Published online by Cambridge University Press: 17 January 2025
Introduction
The Welsh actor Michael Sheen is not only well known for his film and television drama roles but also his stirring rhetoric on and off screen. Before a motivational speech for the Wales men's football team in 2022 was widely shared, Sheen had gone viral before: with a speech about Aneurin Bevan and the NHS, on St David's Day, prior to the 2015 general election. On Bevan, Sheen told a watching crowd that the politician who had founded the NHS “didn't care what the polls were saying” (Sheen 2015). Instead, “this was a man who had no fear in standing up for what he believed in”. To contemporary politicians, who Sheen described as “scared of saying what they feel for fear of alienating a part of the electorate … too careful to speak from their hearts”, the actor warned (ibid.): “There is never an excuse to not speak up for what you think is right. You must stand up for what you believe. But first of all – by God, believe in something.” In his speech, Sheen posited a form of political judgement and style that will be recognizable, both from other advocates and from critics: you must speak from principle, even with fear of an electoral cost. With Bevan as his subject, Sheen's speech also invoked Labour's radical, working-class identity and its postwar glory years: a time, in this retelling, of politicians unafraid to paint in primary colours. This meeting point for different meanings – moral, ethical, emotional and historical – gives rise to the different kinds of politics that are the focus of this chapter.

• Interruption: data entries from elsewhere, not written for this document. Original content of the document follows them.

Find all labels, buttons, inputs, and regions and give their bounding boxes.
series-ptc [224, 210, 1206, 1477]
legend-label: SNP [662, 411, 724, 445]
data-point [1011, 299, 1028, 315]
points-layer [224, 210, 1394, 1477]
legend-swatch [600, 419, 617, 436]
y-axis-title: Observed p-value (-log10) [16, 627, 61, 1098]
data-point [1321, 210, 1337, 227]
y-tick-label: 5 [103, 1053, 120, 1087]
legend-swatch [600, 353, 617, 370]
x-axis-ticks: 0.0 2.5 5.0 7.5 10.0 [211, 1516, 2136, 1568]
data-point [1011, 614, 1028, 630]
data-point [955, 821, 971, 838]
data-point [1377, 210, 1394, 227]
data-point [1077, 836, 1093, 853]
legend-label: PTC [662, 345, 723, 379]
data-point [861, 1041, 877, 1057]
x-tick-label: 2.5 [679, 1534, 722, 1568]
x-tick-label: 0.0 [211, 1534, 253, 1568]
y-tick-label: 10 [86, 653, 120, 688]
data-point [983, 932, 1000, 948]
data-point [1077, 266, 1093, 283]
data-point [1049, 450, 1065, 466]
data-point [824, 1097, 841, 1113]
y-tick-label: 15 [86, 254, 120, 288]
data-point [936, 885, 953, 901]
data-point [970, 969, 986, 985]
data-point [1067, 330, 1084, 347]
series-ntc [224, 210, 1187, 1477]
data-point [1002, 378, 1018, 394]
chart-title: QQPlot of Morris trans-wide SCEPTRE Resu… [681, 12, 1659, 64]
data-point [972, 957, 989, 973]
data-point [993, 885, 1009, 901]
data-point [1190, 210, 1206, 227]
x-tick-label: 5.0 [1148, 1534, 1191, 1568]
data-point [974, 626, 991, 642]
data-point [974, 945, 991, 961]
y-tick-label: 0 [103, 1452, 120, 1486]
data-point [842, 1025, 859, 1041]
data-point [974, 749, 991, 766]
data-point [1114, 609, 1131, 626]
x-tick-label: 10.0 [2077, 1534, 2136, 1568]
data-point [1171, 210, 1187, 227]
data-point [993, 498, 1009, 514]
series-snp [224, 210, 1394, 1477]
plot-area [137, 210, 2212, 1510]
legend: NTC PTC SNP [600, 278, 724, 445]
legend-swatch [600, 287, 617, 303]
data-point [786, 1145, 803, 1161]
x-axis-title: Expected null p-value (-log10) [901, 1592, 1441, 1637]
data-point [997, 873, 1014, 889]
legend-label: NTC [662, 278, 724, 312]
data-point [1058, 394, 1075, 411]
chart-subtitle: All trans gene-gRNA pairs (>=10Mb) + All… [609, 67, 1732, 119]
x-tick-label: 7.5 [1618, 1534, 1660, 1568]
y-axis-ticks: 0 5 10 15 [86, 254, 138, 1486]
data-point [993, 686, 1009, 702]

Those in and around the Labour Party have heard many politicians empathize about a problematic policy, or acknowledge the unfairness of something, yet prevaricate on the way forward. Critics of New Labour have remarked upon “its perceived triangulation and spinning” (Jones 2020: 52), the substitution of ambiguity for core values or worse a wholesale embrace of neoliberal politics. The certainty with which the latter interpretation is often expressed is not supported by the evidence (Wickham-Jones 2021), yet towards the end of New Labour's time in office, in lieu of a clear expression of belief was a mixture of viewpoints, derived from opinion polling and repeated back at the electorate.